バンドーの前期、純利益3%減の46億円 下期にかけて自動車向け減速

20190513バンドー決算

 バンドー化学が13日に発表した2019年3月期の連結決算は、純利益が前の期に比べ3%減の46億円だった。鉄鋼向けの運搬ベルトなどが伸びた産業資材部門が堅調だったことで増収だったが、リスク分担型企業年金の導入に伴う損失8億円を特別損失に計上したのが響いた。期末配当金は16円とし、年間配当金は前の期に比べ2円増配の32円になった。

 売上高は3%増の941億円、営業利益は1%増の63億円になった。米中貿易摩擦や新興国通貨の下落などを背景に、下期にかけて自動車部品事業が伸び悩んだ。
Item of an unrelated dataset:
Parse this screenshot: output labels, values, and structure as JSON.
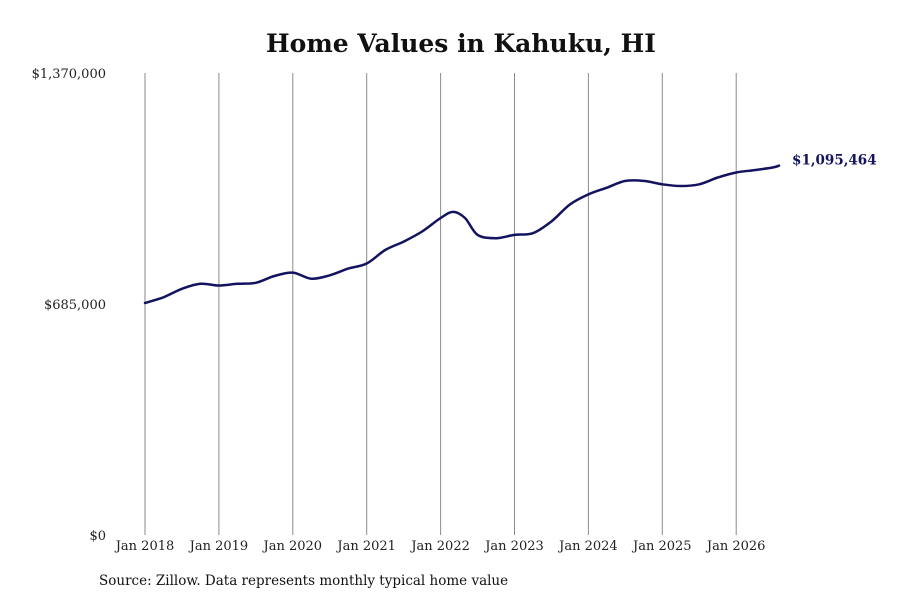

大阪市内で記者会見した吉井満隆社長は、「第3四半期(18年4〜12月期)までは早めの進捗だったが、第4四半期(19年1〜3月期)でブレーキがかかり、結局は業績予想通りの結果になった」と話していた。

 20年3月期の業績予想は開示を見送った。4月に発表した医療機器を製造販売する「Aimedic MMT」(アイメディックMMT、東京都港区)の買収に伴い、精査中という。ただ吉井社長は「買収を除いた部分については、やや減収で増益の見通し」と説明。中間配当を実施するためもあり、「第2四半期決算発表までには業績予想を開示したい」としている。同社は今期から国際会計基準(IFRS)を導入する。